Just when you think we might be making progress here in Cardiff, the council goes and undoes it with a daft consultation that didn’t need to take place.
After enjoying the serenity of no through traffic on Castle Street, the council has decided to turn it back into a traffic sewer.
A recommendation to reopen the street, which was closed to help food and drink businesses remain viable during the height of the pandemic last year, will be brought before Cardiff Council’s Cabinet at its next meeting on Thursday, June17.
Two Lanes on Castle Street to re-open to general traffic
The amount of work campaigners have had to put in this past decade to get the council to at least address the climate emergency; air quality issues and the safety of its citizens is vastly disproportionate to the amount of work required to undo it all —a single survey.
That’s it, I’m out.
I think the time has come to move to higher ground. Councils in Wales aren’t trying to avert a catastrophe, they’re steering and accelerating towards it.
You don’t change the future by leaving the present the way it is. The council elections are next year. It’s another opportunity to elect representatives who have a vested interest in leaving the world in a better state than they found it.
Update…
Somehow, this story actually gets worse.
Cardiff council will use £300,000 of ‘clean air funding’ to make a road wider and the pavement narrower on a city centre street.

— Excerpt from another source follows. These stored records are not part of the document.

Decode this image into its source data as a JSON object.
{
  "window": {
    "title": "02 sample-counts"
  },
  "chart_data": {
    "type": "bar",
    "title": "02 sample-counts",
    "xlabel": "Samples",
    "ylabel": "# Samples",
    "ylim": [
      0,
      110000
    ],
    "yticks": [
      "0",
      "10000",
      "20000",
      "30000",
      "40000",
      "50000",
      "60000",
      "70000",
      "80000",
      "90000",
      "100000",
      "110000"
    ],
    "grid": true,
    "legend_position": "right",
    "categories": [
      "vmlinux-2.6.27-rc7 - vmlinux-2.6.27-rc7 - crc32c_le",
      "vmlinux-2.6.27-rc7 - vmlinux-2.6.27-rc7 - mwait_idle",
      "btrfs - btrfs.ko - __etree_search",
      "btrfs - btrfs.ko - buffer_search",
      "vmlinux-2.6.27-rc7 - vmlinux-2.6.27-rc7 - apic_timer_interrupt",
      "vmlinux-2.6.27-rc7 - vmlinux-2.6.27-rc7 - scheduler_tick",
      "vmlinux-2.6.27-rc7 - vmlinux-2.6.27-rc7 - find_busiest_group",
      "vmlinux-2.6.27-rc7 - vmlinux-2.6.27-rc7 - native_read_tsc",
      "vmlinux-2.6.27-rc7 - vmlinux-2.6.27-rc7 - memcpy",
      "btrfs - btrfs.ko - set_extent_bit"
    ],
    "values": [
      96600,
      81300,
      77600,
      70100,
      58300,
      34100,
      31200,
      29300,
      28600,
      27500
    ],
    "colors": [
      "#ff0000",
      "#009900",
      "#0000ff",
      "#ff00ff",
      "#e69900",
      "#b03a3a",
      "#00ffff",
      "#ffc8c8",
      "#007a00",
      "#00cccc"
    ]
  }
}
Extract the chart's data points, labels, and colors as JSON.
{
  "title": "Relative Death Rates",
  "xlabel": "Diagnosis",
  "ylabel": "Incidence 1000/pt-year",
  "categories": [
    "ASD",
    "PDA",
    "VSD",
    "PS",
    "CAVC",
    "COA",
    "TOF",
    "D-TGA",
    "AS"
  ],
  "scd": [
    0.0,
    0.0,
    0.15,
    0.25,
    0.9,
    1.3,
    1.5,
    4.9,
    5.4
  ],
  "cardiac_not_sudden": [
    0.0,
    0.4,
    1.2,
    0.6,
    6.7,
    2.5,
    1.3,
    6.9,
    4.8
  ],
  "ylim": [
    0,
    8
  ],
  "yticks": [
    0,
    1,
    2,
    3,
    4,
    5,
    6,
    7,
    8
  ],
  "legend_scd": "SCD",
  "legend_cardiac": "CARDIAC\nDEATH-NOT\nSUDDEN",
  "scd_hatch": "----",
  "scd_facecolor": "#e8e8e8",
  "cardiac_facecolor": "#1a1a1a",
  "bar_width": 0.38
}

Cardiff is using Clean Air funds to reopen one of city’s most polluted streets to cars and shrink the pavement – Wales Online
I can’t do this any more. You can only bang your head against a brick wall before you start to forget why you are doing it. Humankind’s finished. Enjoy the apocalypse.
leaving it for someone else to deal with has been government policy forever. i expect that they’ll still be leaving it for someone else to deal with as the waters lap round their ankles. although, to be fair to them, most of the council don’t live in the areas due to be underwater, so why should they worry about trying to push through unpopular policies?